As with all such books, the author is careful not to give away the good stuff, since she makes a living from coaching. The dust jacket is crammed with glowing references from other snake-oil salesmen, who have a vested interest in selling to the lazy, feckless or plain disorganised the belief that they can change their minds and become focused and effective. When this advice comes from someone focused and effective enough to get a degree in neuroscience, set up her own business and get a book published, one wonders whether she has the empathy to help.

For example, her advice on procrastination is to write a list of the things you haven't got round to doing and then do one of them. This is like Usain Bolt telling you that the way to be a six-time Olympic champion is to move your feet quicker than anyone else. Simplistic? Don't forget, this book is illustrated with clip-art.

This low-brow and breathlessly enthusiastic tone pervades the whole book, which is overrun with a stampede of excited exclamation marks. It announces, "Our brains are marvellous at affecting our thoughts and our behaviour." Who knew? I thought it was the pancreas, though in my case you might think it's the spleen. Or how about the advice that, if you've had a problem before, solve it the same way again. "This is key!" Wow, thanks, Sherlock.

There's lots of advice about how to categorise mental states, usually in some infantile way through silly exercises such as "Time Travel", but little in the way of practical advice. Effectively, you're being told to assess your subconscious and then choose to do the right thing, which isn't very helpful at all. Some of the advice is contradictory: on page 95 you're told to use the right emotion, then on page 96 you're told that ignoring your emotions will cause you suffering, so how can you choose which emotion to use?

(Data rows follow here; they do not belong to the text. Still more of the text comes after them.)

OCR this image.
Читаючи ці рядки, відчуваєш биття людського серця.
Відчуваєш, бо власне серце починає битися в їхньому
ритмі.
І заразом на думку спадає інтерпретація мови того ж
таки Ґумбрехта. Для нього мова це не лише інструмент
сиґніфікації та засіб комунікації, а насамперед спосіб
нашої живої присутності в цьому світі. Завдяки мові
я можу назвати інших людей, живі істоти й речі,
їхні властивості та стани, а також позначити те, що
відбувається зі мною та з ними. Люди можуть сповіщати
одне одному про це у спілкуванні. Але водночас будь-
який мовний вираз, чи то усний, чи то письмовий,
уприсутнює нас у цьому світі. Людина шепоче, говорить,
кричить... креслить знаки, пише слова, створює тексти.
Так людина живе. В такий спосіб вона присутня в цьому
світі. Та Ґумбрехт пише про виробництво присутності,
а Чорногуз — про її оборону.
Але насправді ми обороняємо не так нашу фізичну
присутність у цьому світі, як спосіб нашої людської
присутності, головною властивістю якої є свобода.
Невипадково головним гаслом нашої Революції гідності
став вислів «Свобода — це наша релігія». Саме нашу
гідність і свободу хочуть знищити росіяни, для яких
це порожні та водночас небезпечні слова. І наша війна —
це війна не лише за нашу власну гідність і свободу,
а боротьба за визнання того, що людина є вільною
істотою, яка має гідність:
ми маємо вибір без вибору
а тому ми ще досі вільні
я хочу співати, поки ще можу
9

Sometimes I wonder whether Bak-Maier has thought this through. She tells us that WANTS (her capitals) come from within while "MUSTS tend to come from the outside world". But her only examples of MUSTS are eating and breathing, which are hardly duties that are imposed from outside.

The basic advice is to stop doing things you don't like and start doing things you do. My problem is that I like drinking red wine and writing spiteful reviews on Goodreads when I should be furthering my career or feeding my kids. I should be doing less of that, not more.

Still, I've learnt one valuable lesson from Get Productive!. I'm going to stop reading junk-science self-help books and use my time more productively.